Latin Amerika ve özellikle Pasifik İttifakı ülkelerinde iş veya yatırım yapmayı planlayan Türk iş insanları sizce kıtada hangi sektörleri öncelemeli?

Güney Amerika ülkelerine baktığımızda en büyük ekonomilerin başında Brezilya ve Arjantin gelirken iş yapma açısından Şili ön plana çıkıyor. Şili, Latin Amerika ülkeleri arasında Türkiye ile Serbest Ticaret Anlaşması olan tek ülke. Ülkede geniş çaplı bir sanayi üretiminin olmaması; otomotiv sektörünün yanı sıra makine, demir-çelik, elektrik-elektronik, tekstil, hazır giyim ve inşaat malzemeleri gibi diğer sektörlerde de ülkeyi ithalata bağımlı kılıyor. Ayrıca Peru da altyapı yatırım planları nedeniyle önemli bir ticaret ve yatırım destinasyonu olarak karşımıza çıkıyor. Bunun yanı sıra bölgedeki birçok ülke, maden ve makine alanında da inovasyon ihtiyacı içerisinde. Latin Amerika’da bu gibi birçok ülke örneği sayabileceğimiz bir yana, tüm bölgeye tekstil, hazır giyim ve gıda başta olmak üzere ihraç edebileceğimiz sayısız ürün ve hizmet bulunuyor.

Ben bir dönem Şili’de yaşadım. Güney Amerika’daki birçok ülkede bulundum ve oralarda ticari faaliyet gerçekleştirdim. Bu coğrafyayı iyi bilen ve yakından tanıyan biri olarak diyebilirim ki kıta halkının Türk insanıyla benzer birçok yönü var.
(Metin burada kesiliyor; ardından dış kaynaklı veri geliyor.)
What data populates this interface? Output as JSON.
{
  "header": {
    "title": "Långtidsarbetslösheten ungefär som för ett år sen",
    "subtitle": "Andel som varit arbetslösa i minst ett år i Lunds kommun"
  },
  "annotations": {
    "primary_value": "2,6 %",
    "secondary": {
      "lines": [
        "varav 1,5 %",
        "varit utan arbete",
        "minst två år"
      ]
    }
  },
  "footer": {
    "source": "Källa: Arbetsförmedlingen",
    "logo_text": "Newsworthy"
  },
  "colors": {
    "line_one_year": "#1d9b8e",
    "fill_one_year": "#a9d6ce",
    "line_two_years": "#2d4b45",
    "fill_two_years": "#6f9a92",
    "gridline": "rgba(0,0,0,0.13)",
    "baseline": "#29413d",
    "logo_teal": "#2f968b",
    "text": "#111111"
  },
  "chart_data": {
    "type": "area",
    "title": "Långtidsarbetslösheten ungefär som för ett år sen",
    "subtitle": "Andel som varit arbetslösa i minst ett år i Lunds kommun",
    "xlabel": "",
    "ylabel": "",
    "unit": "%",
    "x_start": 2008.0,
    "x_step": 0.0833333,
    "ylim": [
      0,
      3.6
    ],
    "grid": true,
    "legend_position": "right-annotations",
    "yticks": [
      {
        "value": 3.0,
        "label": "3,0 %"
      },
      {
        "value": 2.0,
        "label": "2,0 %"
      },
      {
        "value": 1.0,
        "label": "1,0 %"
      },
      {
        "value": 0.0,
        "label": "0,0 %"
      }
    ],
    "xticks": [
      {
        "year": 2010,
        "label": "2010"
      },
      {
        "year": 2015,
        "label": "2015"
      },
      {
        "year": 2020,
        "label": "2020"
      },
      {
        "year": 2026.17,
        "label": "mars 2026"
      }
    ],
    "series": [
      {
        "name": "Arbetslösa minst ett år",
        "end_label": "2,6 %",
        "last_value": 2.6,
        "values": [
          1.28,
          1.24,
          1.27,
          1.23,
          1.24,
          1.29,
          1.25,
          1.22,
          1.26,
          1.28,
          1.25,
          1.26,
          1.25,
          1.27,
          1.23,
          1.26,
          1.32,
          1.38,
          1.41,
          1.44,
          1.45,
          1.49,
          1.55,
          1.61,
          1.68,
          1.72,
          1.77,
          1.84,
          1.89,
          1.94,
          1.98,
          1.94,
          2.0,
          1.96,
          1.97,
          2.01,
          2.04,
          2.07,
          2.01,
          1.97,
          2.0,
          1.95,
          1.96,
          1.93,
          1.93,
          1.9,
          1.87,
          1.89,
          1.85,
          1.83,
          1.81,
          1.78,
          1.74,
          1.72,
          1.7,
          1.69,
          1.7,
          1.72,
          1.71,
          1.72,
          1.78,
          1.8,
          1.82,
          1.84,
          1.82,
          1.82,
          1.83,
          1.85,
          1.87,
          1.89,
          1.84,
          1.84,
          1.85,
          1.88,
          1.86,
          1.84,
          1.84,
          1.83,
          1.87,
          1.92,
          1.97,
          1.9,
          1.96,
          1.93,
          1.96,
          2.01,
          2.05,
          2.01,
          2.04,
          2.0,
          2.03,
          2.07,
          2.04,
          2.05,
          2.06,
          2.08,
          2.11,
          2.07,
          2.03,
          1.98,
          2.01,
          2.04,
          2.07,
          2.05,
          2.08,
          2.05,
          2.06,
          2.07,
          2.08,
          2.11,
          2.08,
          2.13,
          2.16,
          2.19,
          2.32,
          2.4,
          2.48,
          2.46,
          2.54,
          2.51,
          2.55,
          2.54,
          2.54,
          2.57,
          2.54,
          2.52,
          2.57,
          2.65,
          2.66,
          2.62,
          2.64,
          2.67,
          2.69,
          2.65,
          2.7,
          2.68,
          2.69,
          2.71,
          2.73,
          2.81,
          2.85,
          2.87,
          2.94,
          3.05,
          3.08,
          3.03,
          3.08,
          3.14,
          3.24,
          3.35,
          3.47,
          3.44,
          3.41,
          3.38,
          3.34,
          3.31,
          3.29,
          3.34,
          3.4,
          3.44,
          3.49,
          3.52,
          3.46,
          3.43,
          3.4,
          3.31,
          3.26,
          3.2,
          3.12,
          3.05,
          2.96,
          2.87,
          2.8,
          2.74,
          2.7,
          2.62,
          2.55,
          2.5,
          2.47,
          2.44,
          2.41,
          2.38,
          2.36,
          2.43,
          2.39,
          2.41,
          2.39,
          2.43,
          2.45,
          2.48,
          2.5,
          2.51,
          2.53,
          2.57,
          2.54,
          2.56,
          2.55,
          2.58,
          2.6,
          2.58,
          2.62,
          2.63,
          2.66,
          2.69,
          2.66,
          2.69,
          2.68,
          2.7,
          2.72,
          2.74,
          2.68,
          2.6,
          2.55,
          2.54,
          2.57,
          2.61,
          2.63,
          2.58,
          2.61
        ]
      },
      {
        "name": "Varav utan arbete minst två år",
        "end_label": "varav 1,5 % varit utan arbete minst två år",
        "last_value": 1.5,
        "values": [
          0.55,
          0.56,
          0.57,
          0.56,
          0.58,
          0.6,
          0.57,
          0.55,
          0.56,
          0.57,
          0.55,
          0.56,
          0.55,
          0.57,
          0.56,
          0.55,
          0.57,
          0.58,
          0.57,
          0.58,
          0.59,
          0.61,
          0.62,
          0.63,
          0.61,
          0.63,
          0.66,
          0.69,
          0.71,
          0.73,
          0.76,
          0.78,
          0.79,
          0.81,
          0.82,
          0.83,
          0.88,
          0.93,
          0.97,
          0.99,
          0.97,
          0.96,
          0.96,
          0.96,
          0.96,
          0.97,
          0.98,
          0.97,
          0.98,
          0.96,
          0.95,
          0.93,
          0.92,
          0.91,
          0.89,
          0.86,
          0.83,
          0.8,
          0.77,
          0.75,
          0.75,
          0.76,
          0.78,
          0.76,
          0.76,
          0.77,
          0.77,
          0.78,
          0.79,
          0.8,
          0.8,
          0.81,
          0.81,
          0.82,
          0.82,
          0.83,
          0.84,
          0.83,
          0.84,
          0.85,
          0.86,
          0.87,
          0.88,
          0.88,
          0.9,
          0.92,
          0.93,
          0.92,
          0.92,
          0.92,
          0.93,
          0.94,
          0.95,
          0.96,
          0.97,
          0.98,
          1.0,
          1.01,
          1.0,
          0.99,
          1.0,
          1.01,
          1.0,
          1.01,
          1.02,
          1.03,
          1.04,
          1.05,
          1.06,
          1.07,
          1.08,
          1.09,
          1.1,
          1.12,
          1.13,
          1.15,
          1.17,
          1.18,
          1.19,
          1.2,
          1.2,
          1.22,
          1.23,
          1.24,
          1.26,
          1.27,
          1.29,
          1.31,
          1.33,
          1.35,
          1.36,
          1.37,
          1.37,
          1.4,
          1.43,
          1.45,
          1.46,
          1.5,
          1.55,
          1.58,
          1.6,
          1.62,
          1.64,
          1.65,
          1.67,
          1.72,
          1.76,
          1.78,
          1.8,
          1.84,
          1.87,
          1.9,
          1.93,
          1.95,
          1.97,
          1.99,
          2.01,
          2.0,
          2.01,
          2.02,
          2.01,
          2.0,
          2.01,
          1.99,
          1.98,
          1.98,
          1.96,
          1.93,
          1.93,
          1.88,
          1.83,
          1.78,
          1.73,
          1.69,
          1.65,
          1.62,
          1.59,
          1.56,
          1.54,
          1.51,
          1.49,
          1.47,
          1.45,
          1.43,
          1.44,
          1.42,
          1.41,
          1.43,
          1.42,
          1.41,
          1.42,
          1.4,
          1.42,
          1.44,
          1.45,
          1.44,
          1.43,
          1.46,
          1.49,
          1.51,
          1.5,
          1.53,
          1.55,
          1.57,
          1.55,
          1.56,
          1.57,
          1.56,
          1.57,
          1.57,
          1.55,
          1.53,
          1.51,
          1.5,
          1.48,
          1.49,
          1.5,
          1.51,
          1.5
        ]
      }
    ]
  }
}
Birbirimizi daha yakından tanıdıkça hem iş ve siyasi ilişkilerimizi geliştirebiliriz hem de tüm dünyadaki temsilcilerimizin sayısını artırmış oluruz. Tüm bunlardan hareketle Latin Amerika’nın Türk iş dünyası için yeni ve heyecan verici olduğu kadar birçok fırsatı da beraberinde
getirecek büyük bir pazar olduğunu söyleyebilirim.